Thursday, April 28, 2011

Why Does Bad Happen?

Dori is not feeling well again. She's in the emergency room in Texas with her sister, and I'm sitting here in our comfortable living room in Tennessee. Can you tell I'm Catholic?

This morning, she spiked a fever and emptied her stomach. She is very tired, but doesn't appear to have any other symptoms. If you're wondering if this ever gets old, sure it does, but we're not going to give in. We have too many chips on the table, and we're damned good at poker.

The kids and I will soon head for Texas, and family will watch over our dog and house. I take a lot of comfort knowing Dori is with her sister, who I love dearly and trust completely. But the separation right now hurts. The last two days in Tennessee have been better for the kids, but very difficult for me.

Yesterday evening, Kathryn showed me what all of this is about. The first few years she played basketball, she struggled. Dori and I thought she would play for awhile and move on to other activities. The next few years, when Dori was first diagnosed and battling leukemia, Kathryn started playing with toughness. This past year, she's worked at improving her skills and started setting goals. She loves the game.

Last night, she practiced with some of the better area players on a summer team, holding her own, scoring baskets and ripping rebounds.

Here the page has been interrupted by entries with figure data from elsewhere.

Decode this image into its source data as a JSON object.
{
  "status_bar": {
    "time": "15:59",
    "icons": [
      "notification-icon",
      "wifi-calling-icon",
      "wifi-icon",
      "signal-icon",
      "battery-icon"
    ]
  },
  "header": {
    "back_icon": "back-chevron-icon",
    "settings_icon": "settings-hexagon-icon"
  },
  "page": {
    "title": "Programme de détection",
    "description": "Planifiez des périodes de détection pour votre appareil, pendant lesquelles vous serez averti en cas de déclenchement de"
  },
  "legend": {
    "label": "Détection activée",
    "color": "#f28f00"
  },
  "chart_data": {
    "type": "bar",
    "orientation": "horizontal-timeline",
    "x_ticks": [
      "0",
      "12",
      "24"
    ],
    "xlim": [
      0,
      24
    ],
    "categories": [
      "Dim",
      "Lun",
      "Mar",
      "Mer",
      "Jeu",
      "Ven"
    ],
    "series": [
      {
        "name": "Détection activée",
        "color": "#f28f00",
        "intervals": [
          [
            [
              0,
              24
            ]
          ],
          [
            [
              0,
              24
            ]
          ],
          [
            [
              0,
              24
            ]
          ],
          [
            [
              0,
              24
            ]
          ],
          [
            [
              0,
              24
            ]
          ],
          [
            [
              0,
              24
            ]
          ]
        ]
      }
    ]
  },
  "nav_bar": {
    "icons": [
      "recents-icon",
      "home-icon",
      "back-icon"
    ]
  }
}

I'm happy for her, because it's teaching her what it takes to do well. She appreciates practice, has a great attitude and willingness to learn, and embraces the team concept. Dori loved it when I told her last night.

Tuesday afternoon on the way home from Texas, Kathryn and I stopped in Tuscaloosa. Today, we learned about the unbelievably terrible tornado that claimed many lives in that college town. Blink, like that, and many are gone. As much as we have on our plate, I can't stop thinking about the families who are dealing with tragedy. I've also read several online arguments questioning the existence of God.

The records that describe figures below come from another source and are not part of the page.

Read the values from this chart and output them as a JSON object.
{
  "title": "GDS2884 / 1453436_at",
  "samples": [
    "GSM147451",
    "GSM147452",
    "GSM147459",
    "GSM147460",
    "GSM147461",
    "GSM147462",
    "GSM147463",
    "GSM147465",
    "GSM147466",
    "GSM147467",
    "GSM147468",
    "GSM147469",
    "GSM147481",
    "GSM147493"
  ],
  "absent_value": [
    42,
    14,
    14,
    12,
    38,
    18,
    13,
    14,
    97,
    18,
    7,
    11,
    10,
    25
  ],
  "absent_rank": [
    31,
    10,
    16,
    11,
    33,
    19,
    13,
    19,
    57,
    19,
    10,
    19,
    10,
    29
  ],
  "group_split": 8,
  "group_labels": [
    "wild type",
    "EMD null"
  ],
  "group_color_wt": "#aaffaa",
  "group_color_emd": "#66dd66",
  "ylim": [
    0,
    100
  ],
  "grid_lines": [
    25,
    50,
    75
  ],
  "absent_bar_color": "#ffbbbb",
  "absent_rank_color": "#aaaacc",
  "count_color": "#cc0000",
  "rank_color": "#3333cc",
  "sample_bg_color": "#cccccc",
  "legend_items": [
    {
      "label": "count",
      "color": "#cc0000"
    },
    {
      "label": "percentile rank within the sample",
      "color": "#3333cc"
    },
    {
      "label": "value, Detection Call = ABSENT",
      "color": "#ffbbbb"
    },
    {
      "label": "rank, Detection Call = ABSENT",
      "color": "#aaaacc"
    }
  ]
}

Like many, I believe such events happen for a good reason. Not that they're good, but for a good reason. We are not in charge, no matter how much we want to be or think we are. A long time ago, I abandoned my belief everyone should live long, healthy lives and retire in comfort. So few do, though some suggest otherwise. Our culture screams "now," while our faith quietly but assertively says "forever."

Everyone's shot clock is different, but we all know we're on the clock. I will always believe that God wants to know whether we are with Him, or not. I'm with Him because the hope and love I have on this earth goes well beyond the here and now.

That's how I deal with cancer.

4 comments:

Marty said...

We just read your post. marty is crying, real tears. I am too but I have no tears. I wasn't going to tell you this, but what the heck. I'm running the NYC Marathon is Dori's honor for TNT.

Love to the entire family.

PriestessT said...

Jim and Dori--

I have been absent from your day-to-day but have been watching closely. I believe God never wants any bad for us but at the same time, He has set this world in motion and given all His children free will. Our collective free will acts on each of us in different ways and sometimes not ways we think are positive or even God sees as positive. But He does love every single one of us and right now He is feeling your pain, determination, sorrow and joy and that of your family and loved ones. He is feeling it with you and holding you through it all; rooting for you all the way. I have been pretty silent, but I too am rooting for you all the way.

Donna Clements said...

Jim, those last two paragraphs say it all. We're praying for you all and thinking of you often. May your faith continue to be strengthened!

Runcie

Donna Clements said...

Jim,

Those last two paragraphs say it all. We are praying for you all and thinking of you often. May your faith and trust in God continue to be strengthened!